Thursday, 2 October 2008

FULL METAL WHACKIT


I've a conker that's been in my family for generations. It's been handed down from father to son since 1862 and I'm the present custodian. Withered by age and cracked by battle when passed to me as a proud 2,379er, I took it upon myself to retire the conker from active service.
The conker (Mortal Konker we named it) was on its last string when I performed necessary surgery which was vital if I was to keep the family tradition of 'pass the conker' going. I took a frail and weak conker and entombed it in an impregnable protective casing. This is the Dalek of all conkers but how did I pimp my conker? Well...
  • Delicately, the rotting inners were ripped out of it and replaced with industrial strength modelling clay.
  • 9 feet of sellotape was wound tightly round it's new buffed up body.
  • Within the sellotape layers of foam were placed to cushion mighty blows from challenging conkers.
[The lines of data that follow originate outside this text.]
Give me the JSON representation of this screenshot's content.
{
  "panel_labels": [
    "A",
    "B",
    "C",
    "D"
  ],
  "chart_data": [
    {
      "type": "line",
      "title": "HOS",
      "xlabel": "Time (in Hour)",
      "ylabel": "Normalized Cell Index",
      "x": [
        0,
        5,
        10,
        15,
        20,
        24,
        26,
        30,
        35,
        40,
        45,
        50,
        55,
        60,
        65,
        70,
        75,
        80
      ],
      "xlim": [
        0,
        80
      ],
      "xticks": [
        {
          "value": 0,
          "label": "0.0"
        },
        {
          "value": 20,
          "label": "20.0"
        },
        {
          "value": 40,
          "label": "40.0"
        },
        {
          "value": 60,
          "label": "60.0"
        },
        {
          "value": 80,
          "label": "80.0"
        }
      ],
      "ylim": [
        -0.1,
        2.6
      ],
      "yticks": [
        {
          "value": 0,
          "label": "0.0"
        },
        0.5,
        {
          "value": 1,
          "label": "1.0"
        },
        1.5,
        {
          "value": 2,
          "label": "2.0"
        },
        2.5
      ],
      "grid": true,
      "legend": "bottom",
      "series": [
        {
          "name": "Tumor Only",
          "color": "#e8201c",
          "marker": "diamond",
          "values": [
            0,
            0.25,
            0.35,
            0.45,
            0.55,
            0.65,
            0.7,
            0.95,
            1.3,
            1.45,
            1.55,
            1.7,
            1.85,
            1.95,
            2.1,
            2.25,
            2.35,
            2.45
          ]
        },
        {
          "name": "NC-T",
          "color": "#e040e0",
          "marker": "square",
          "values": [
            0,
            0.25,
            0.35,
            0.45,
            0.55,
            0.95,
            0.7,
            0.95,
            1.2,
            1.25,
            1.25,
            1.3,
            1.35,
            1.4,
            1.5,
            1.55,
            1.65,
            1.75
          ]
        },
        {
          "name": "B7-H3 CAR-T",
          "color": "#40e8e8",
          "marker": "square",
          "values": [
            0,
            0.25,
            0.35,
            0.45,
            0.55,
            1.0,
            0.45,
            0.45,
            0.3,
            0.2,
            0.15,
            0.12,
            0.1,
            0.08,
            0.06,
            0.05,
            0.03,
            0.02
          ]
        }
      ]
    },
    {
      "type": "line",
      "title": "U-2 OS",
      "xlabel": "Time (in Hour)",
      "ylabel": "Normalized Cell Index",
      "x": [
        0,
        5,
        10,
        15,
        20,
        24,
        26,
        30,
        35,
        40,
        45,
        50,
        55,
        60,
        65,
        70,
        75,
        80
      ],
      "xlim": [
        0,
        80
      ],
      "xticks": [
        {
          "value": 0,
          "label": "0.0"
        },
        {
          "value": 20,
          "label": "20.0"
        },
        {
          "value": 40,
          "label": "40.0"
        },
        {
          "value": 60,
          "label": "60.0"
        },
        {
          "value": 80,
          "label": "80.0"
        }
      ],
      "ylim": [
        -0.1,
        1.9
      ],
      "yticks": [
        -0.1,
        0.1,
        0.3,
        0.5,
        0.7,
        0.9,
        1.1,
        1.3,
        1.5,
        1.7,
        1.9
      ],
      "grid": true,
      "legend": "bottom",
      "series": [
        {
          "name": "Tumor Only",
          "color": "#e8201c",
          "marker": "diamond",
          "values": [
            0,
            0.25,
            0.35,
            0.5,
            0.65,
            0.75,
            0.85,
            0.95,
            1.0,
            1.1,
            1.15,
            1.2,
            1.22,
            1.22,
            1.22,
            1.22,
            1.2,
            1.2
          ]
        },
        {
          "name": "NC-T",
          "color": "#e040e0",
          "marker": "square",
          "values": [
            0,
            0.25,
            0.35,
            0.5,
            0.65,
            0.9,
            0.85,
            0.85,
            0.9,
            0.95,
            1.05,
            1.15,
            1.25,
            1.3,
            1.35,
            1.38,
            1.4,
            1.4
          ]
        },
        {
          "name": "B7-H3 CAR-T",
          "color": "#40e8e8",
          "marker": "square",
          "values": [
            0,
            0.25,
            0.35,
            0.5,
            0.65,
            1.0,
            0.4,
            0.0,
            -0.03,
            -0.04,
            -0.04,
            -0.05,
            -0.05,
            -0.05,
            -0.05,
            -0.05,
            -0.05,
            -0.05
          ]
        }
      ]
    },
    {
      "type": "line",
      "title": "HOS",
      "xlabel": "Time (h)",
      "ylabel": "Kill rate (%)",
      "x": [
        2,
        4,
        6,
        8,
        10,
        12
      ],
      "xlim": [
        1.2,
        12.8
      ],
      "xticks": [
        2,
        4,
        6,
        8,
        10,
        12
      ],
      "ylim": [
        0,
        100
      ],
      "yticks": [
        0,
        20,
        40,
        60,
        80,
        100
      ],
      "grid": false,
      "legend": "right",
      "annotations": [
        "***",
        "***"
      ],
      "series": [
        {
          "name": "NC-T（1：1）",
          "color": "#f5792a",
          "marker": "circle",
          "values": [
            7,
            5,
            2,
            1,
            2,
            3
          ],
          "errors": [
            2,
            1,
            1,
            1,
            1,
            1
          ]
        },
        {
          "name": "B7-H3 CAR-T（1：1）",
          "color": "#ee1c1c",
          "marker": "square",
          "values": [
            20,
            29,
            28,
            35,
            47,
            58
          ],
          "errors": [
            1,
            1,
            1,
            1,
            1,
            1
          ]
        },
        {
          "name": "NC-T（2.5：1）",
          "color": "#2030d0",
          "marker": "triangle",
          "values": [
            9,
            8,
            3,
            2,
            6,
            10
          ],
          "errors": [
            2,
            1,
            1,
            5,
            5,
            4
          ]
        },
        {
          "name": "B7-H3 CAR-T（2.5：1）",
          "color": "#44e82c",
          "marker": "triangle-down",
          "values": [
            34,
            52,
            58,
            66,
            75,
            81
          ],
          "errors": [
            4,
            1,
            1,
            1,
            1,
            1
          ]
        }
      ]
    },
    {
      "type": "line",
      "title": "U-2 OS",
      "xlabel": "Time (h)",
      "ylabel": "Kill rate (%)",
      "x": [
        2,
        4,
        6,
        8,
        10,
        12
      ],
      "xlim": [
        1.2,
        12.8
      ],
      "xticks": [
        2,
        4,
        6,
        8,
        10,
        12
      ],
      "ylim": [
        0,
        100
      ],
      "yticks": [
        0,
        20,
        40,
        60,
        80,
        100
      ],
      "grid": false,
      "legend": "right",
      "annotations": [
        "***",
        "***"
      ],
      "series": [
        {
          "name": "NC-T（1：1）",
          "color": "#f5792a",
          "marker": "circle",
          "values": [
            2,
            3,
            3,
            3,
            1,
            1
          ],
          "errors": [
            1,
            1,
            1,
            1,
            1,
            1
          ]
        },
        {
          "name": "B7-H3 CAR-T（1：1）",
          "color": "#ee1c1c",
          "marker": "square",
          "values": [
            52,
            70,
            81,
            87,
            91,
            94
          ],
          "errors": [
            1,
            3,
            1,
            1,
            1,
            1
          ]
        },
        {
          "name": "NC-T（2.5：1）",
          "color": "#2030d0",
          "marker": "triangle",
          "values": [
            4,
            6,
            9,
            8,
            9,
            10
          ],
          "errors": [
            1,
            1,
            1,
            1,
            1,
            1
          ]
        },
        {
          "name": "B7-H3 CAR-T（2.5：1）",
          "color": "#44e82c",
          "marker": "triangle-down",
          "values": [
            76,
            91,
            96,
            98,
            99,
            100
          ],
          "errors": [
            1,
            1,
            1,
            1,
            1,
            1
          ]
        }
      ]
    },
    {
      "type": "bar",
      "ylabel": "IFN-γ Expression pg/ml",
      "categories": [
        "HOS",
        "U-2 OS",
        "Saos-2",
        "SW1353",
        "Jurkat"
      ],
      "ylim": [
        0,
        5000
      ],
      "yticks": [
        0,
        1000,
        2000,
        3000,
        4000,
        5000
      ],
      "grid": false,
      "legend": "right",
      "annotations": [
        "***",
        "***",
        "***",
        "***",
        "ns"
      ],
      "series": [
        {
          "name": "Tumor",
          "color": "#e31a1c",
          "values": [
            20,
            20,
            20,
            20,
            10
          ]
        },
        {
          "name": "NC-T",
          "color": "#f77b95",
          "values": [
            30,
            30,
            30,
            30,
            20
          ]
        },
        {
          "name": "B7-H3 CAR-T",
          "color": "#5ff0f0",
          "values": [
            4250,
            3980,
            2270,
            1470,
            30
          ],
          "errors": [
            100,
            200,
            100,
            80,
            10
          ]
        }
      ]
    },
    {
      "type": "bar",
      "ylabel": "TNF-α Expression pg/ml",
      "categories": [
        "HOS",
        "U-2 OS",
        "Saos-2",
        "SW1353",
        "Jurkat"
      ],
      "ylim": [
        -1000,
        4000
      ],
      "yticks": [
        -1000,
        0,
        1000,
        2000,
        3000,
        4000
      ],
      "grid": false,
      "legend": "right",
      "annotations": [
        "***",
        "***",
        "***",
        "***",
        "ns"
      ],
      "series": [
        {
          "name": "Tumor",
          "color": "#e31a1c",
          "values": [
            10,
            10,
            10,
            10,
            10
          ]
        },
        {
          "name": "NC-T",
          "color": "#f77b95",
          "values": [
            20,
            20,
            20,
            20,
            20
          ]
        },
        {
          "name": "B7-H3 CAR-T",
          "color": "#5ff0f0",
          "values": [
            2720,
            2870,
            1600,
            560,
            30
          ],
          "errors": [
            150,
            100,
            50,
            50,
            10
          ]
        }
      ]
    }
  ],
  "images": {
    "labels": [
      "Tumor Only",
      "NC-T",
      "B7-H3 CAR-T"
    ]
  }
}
  • A metal cap that keeps my toilet seat in place was removed, washed and bleached and washed again and placed on the topside surface of Mortal Konker to protect it from mighty blows from challenging conkers. My toilet seat was now rendered useless.
  • But it ain't all defence, Chester! Five small protrudencies have been strategically placed around Mortal Konker's circumference to rain mighty blows down on challenging conkers.
  • And all this is secured in place by a red rubber band kindly donated by Steve, my postman and 2 more feet of sellotape.
So the family tradition of 'pass the conker' will continue for several more generations yet, but the other family tradition of 'pass the toilet seat' ends with me.